Il potente Wu Tang-aro White ricarica le batterie.

Un acido trasforma un monaco in uno zombie.

Per quanto possa apparire improbabile, questo tappeto volante è un ninja.

Capolavoro assoluto, questo Wu Tang vs. Ninja - anche noto come "The Ninja Hunter", "Shaolin Hero", "Ren zhe da jue dou" e "Yan je dai kuet dau", un po' per sfuggire al fisco ed un po' nella speranza di rifilare più volte la stessa vaccata all'incauto acquirente.

Il malvagio capo Wu Tang Abbot White - il sempre ben pettinato Jack Long - si allea con i ninja (il che per inciso contraddice il titolo! :-$) al fine di fondare un impero malvagio.
Si spianerà la strada annientando i più forti guerrieri Shaolin e addirittura mettendo quel fesso dell'imperatore contro di loro e/o uccidendo l'imperatore stesso, su questo punto la trama è un tantino confusa...
Ormai sembra imbattibile e trascorre le sue giornate tra una Risata Malvagia® ed il privar giovani donne della loro forza vitale tramite un complesso rituale che lo rende pressoché invincibile.
Ciò che non sa è che nel profondo della foresta due giovani guerrieri (ed uno è niente meno che Alexander Lou!) vengono addestrati da due saggi maestri - tra cui una donna! Come son liberal, questi shaolin... ;-) - alla poootentissima tecnica dello Shaolin Finger Jab, che consiste nel farsi malissimo alle dita piantandole contro giare di terracotta.
Contenti loro... ma torniamo a noi: l'arrivo di una giovane depositaria del manuale delle tecniche segrete (delle Giovani Marmotte, si presume) completerà l'opera: ormai sono pronti a sfidare il malvagio Wu Tang-aro!

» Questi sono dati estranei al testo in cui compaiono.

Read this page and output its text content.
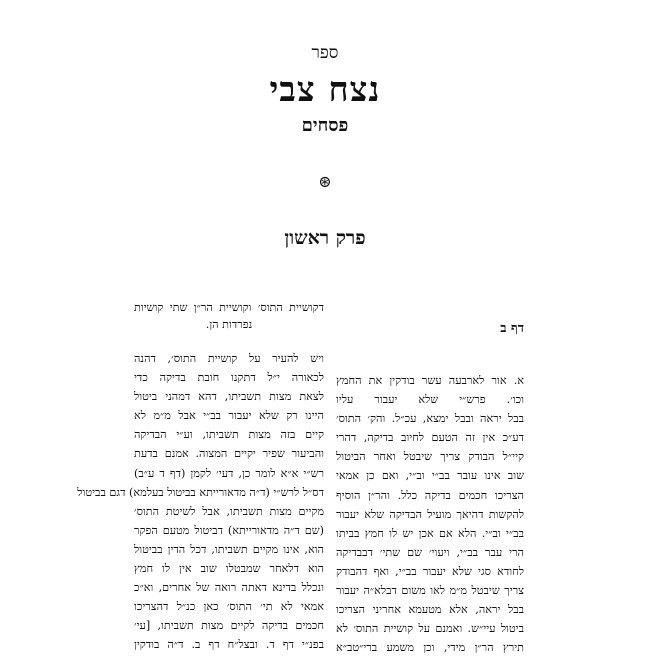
ספר
נצח צבי
פסחים
⊛
פרק ראשון
דף ב
א. אור לארבעה עשר בודקין את החמץ
וכו׳. פרש״י שלא יעבור עליו
בבל יראה ובבל ימצא, עכ״ל. והק׳ התוס׳
דע״כ אין זה הטעם לחיוב בדיקה, דהרי
קיי״ל הבודק צריך שיבטל ואחר הביטול
שוב אינו עובר בב״י וב״י, ואם כן אמאי
הצריכו חכמים בדיקה כלל. והר״ן הוסיף
להקשות דהיאך מועיל הבדיקה שלא יעבור
בב״י וב״י. הלא אם אכן יש לו חמץ בביתו
הרי עבר בב״י, ויעוי׳ שם שתי׳ דבבדיקה
לחודא סגי שלא יעבור בב״י, ואף דהבודק
צריך שיבטל מ״מ לאו משום דבלא״ה יעבור
בבל יראה, אלא מטעמא אחריני הצריכו
ביטול עיי״ש. ואמנם על קושיית התוס׳ לא
תירץ הר״ן מידי, וכן משמע ברי״טב״א
דקושיית התוס׳ וקושיית הר״ן שתי קושיות
נפרדות הן.
ויש להעיר על קושיית התוס׳, דהנה
לכאורה י״ל דתקנו חובת בדיקה כדי
לצאת מצות תשביתו, דהא דמהני ביטול
היינו רק שלא יעבור בב״י אבל מ״מ לא
קיים בזה מצות תשביתו, וע״י הבדיקה
והביעור שפיר יקיים המצוה. אמנם בדעת
רש״י א״א לומר כן, דעי׳ לקמן (דף ד ע״ב)
דס״ל לרש״י (ד״ה מדאורייתא בביטול בעלמא) דגם בביטול
מקיים מצות תשביתו, אבל לשיטת התוס׳
(שם ד״ה מדאורייתא) דביטול מטעם הפקר
הוא, אינו מקיים תשביתו, דכל הדין בביטול
הוא דלאחר שמבטלו שוב אין לו חמץ
ונכלל בדינא דאתה רואה של אחרים, וא״כ
אמאי לא תי׳ התוס׳ כאן כנ״ל דהצריכו
חכמים בדיקה לקיים מצות תשביתו, [עי׳
בפנ״י דף ד. ובצל״ח דף ב. ד״ה בודקין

Un'ora e mezza di scontri memorabili, con quantità industriali di fili e tappeti elastici: tutti sono quasi costantemente a mezz'aria e quando sono a terra si muovono accelerati come neanche nelle comiche di Benny Hill; ogni scusa è buona per menare le mani e shuriken e bombette colorate si sprecano.
La trama è demenziale e non ci si preoccupa troppo di cucire assieme i vari pezzi: l'importante è che tutto finisca in rissa, e visto l'impressionante numero di comparse la cosa non riesce difficile.
Regia roboante di Wu Kuo Jen - lo stesso di The Super Ninja (già recensito in precedenza) che si porta dietro un bel po' di fessi già visti nel suo film prcedente.

Da non perdere:
  • il monaco cosparso d'acido che si tramuta in uno zombie.
  • White che fa il pieno d'energia vitale con tanto di tacchette colorate stile cellulare.
  • alcuni dialoghi pieni di Evil Laughter.
  • la gag dei monaci guardoni.
  • il trailer che è un riversamento dalla versione in VHS, con tanto di tracking.
  • il colpo finale odontoiatrico.
  • il ninja che per farsi bello si fa i baffetti stile Hitler.
  • il ninja che si trasforma in tappeto volante!!!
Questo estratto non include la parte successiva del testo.